Sufjan Stevens – The Ascension
There’s something odd about the opening synth line on “Video Game,” eerily reminiscent of Rick Astley’s famous “Never Gonna Give You Up.” Sufjan Stevens thankfully isn’t rickrolling us for 80 minutes straight on his latest release, but any hint of commercialism is whisked away on this track as Stevens rescinds his allegiance as spokesperson for unmentioned subcultures who dare to make him into a puppet or a savior.
And this is certainly an admirable thesis, were things left simply at that. “Video Game,” even with its poetic sting, is a fun, catchy track. Certainly, this is a reversal of the moody minimalism of Carrie & Lowell. Synths and drum machines take place of guitar and banjo. Things are perhaps closer to The Age of Adz in some respects.
But it’s ultimately the unshapely combination of pretense, cliché, and egregiously-sleepy tracks that does the album in.
Stevens finds a way to get the worst of both worlds, were such a thing to exist. It’s clear many of his sentiments are meant as jabs at pop culture, rather than an embrace of it, but sheltered under the title of The Ascension, the result is frankly just odd. Sure, Sufjan Stevens has always been one to experiment or tinker with wordplay—but for an album that carries so much rage and political sentiment, it is incredibly easy for the listener to get lost in obfuscated expressions of love and droning, glitchy instrumental passages that remind me of a slow work day on a Friday after not being able to sleep all night (not that I speak from experience). The Ascension at best leaves people guessing what Stevens is trying to say; at worst, it loses their attention completely.

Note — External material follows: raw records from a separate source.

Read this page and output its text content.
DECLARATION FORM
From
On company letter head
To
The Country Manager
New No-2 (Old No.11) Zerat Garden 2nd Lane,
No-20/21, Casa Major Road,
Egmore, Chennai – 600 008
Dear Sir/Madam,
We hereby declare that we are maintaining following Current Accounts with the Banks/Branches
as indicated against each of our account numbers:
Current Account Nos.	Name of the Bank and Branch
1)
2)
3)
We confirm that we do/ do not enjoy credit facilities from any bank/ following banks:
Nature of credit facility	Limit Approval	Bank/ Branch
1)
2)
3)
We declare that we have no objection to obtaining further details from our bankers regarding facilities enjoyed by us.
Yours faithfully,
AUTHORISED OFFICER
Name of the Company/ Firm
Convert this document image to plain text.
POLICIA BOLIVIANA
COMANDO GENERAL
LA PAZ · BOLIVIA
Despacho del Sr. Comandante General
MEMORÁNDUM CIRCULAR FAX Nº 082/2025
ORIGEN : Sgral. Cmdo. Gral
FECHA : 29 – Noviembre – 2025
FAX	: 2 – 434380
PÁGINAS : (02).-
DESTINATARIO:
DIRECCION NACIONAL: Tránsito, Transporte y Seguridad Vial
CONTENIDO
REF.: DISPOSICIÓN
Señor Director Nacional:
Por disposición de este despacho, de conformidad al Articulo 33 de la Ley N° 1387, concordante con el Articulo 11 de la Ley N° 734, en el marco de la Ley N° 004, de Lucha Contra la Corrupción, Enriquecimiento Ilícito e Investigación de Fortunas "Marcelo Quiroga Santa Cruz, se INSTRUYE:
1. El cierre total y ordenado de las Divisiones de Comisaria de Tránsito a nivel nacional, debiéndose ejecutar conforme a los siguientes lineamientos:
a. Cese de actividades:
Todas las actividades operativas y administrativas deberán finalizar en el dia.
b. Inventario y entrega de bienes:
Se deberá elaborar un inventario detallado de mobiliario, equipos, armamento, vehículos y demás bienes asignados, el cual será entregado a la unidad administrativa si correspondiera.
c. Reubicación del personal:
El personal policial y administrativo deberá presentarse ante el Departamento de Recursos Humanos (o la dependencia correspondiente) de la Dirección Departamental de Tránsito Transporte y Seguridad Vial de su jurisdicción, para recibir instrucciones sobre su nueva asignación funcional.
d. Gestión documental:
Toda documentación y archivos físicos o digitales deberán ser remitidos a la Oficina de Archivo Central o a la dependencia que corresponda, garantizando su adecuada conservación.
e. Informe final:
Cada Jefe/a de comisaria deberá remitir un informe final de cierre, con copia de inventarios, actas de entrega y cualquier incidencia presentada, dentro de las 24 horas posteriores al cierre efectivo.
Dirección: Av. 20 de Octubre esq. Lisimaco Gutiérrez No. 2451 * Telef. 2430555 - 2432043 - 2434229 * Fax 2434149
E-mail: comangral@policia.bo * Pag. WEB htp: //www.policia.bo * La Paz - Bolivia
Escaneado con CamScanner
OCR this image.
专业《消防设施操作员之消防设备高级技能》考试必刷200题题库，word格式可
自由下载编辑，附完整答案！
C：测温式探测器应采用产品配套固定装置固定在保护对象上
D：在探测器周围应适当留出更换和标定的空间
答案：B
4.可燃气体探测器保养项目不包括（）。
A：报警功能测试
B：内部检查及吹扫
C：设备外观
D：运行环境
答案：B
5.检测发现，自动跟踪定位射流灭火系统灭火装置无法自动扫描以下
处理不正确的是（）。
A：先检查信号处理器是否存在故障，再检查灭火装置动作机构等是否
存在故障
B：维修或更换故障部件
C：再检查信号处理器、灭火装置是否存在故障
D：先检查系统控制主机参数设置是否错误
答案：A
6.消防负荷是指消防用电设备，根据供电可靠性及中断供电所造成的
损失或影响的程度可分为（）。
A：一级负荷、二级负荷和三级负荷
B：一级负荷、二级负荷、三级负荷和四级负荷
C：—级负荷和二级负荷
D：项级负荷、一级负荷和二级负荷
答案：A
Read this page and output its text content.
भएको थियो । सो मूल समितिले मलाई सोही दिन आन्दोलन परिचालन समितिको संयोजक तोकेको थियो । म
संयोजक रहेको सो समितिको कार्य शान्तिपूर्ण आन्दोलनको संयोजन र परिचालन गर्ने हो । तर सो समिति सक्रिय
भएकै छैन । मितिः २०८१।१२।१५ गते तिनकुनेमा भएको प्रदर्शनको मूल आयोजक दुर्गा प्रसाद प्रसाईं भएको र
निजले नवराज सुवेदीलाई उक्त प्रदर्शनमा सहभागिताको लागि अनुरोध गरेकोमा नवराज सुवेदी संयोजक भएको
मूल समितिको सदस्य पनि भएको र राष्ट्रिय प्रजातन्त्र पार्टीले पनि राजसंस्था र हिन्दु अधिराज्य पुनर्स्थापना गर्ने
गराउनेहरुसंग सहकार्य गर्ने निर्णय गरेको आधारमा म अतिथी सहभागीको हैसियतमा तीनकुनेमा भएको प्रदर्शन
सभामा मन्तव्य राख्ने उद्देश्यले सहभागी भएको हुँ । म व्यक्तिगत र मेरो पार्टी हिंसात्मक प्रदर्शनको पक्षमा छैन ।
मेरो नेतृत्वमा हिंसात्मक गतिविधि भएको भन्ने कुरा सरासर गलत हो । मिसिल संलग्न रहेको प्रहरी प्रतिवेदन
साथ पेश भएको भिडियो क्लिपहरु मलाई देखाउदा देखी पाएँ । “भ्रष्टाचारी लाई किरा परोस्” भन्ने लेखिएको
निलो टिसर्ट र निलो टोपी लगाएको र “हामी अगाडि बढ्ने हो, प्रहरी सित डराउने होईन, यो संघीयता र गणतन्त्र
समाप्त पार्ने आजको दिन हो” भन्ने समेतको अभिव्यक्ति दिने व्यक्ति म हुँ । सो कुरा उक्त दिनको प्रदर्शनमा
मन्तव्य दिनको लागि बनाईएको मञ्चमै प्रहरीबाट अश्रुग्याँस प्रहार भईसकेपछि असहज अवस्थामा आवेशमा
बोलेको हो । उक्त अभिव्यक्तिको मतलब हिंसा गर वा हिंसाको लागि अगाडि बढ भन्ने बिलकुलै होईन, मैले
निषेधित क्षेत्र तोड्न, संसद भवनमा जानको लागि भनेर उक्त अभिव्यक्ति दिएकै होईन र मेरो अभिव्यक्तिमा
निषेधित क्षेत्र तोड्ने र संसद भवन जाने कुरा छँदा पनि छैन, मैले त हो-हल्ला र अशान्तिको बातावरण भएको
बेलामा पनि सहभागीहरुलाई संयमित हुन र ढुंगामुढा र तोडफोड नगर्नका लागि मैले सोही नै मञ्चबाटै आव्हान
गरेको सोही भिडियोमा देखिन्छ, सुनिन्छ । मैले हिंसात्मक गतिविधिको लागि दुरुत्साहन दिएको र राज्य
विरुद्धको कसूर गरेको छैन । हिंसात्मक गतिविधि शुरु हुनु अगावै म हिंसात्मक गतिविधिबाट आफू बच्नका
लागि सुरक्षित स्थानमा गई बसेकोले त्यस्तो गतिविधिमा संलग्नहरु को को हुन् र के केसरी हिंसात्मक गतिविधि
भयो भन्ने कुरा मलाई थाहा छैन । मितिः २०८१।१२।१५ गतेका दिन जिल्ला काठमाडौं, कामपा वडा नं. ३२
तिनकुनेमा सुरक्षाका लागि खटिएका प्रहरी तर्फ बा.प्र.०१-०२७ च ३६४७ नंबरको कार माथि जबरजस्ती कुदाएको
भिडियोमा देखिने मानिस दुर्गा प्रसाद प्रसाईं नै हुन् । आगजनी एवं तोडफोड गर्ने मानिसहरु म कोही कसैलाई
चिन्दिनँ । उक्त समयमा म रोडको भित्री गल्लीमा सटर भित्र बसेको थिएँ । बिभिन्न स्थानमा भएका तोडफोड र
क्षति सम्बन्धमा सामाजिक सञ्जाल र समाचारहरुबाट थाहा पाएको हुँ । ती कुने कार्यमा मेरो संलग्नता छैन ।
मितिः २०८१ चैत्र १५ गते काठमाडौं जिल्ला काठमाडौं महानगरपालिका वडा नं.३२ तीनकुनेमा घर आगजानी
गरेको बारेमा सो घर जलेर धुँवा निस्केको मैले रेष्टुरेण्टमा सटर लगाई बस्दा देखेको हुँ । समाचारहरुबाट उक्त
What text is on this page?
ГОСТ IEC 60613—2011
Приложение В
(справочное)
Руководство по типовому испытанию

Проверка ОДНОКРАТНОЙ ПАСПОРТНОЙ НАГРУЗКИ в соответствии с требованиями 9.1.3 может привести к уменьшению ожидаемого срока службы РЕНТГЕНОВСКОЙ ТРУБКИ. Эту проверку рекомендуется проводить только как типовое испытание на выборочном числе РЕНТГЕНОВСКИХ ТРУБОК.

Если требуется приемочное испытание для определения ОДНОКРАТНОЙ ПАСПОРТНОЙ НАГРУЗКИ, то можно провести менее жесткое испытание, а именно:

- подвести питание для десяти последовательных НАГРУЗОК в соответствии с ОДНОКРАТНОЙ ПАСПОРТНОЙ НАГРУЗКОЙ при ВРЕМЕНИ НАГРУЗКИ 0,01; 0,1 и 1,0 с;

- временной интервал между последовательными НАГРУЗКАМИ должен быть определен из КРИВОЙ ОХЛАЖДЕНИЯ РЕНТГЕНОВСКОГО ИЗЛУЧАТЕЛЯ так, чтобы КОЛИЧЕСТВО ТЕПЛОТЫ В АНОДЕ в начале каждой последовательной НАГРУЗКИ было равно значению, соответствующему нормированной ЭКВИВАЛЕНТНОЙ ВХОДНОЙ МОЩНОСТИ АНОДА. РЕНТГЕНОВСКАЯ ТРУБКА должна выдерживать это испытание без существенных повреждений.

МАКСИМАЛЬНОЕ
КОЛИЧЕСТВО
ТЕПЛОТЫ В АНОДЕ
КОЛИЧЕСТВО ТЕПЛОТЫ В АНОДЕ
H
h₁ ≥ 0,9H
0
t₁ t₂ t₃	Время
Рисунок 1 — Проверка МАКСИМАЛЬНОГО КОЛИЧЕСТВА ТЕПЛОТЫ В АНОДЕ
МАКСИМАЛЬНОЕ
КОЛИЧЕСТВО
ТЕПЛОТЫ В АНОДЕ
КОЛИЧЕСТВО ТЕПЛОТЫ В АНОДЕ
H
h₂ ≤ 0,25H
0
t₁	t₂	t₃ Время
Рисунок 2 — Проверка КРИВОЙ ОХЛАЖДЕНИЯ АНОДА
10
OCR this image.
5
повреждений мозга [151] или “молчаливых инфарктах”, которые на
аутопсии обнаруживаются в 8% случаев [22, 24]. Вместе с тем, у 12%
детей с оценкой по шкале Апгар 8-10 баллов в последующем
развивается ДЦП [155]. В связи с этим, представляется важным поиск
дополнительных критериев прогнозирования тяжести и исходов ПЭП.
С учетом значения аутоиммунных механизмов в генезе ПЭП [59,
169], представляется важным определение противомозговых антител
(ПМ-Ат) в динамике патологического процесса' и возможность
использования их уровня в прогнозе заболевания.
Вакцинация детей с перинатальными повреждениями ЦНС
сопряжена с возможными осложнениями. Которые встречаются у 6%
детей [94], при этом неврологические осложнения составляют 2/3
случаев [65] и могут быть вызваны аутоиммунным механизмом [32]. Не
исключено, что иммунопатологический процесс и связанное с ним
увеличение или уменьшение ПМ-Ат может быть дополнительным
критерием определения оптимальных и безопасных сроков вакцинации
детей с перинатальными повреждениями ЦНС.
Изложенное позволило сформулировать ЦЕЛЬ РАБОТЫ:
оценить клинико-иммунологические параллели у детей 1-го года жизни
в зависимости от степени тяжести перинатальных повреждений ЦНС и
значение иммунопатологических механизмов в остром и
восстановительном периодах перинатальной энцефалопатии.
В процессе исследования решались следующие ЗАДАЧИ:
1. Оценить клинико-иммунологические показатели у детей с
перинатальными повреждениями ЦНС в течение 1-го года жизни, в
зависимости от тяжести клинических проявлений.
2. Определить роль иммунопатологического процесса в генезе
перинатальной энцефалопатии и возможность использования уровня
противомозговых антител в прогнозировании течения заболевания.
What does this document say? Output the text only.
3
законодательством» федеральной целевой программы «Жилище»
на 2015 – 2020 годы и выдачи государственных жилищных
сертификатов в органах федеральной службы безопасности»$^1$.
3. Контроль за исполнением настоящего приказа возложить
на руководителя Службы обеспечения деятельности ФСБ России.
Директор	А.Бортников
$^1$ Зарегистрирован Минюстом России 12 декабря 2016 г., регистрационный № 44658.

I am the first to defend the album format, and I certainly think we lose narrative in EPs and singles. But at the same time, The Ascension is a demanding listen. It’s an astonishing 80 minutes of hit-and-miss tracks. It’s a large time commitment to spend listening to an album, especially one that does not make this process easy. And the average listener will more than likely pick out a few songs to focus on and discard the rest. It is simply too unbalanced and too long to be enjoyed in its entirety. This is a sad reality for such a large body of work, but it’s the truth.
The Ascension is decidedly uncommercial, even in spite of Stevens’ growing fanbase. But even in his rejection of the mainstream, lines like “Come on baby, give me some sugar,” “I wanna love you,” and “Come run away with me” serve as straightforward pop sentiments. It doesn’t have enough mainstream appeal, but it’s perhaps a bit too lyrically-lacking to feel “high art.” Instead, it’s over an hour of some strange digitized identity crisis that will wear you out quickly. It’s this lack of identity that makes it challenging to decide how listeners should respond to these tracks.
That’s not to say every moment is a nuisance; indeed, “Video Game,” “Sugar,” and “America” were all solid singles. “Ursa Major” and the industrial-influenced “Death Star” are noteworthy as well. The album’s biggest grievance is how Stevens manages to talk a lot while arguably saying little. Carrie & Lowell was intimate; you could see yourself at the bedside of his dying mother and feel the ache of grief as he reminds us “We’re all gonna die.” But here, it’s hard to know what to feel or think. And while I fully support artists who play off subtlety, there is just enough specificity here that it feels like we’re supposed to grasp something.
The Ascension is a lofty album with lofty ambitions and a lofty title. It is an album, arguably, with a purpose. But somewhere in its many twists and turns, its quips and one-liners, Sufjan Stevens’ message becomes victim to the very culture he is trying to defy. It’s a would-be magnum opus were the songs a bit more balanced and the mood a bit less tranquilizing. But despite its flaws, a few of the tracks are instant classics in the Sufjan Stevens catalog. “America” is looming and epic in particular. The album just tends to lack a singular identity across its fifteen tracks. And while that’s an understandable challenge, it’s bound to segment listeners into fans of individual tracks rather than marathon runs through the album as a whole.
Founder’s 2 Cents: Sufjan has released an album with a lot and a little going on at the same time. Overall, I found it to be an enjoyable listen, albeit a bit of a one trick pony. It feels like a natural, sadder follow up to The Age of Adz. This is an album that will have longevity for me but only work for me when the mood strikes. The mood for this album will hit me more often than Carrie & Lowell, but the payoff is greater for the latter. “Video Game” is a bop though.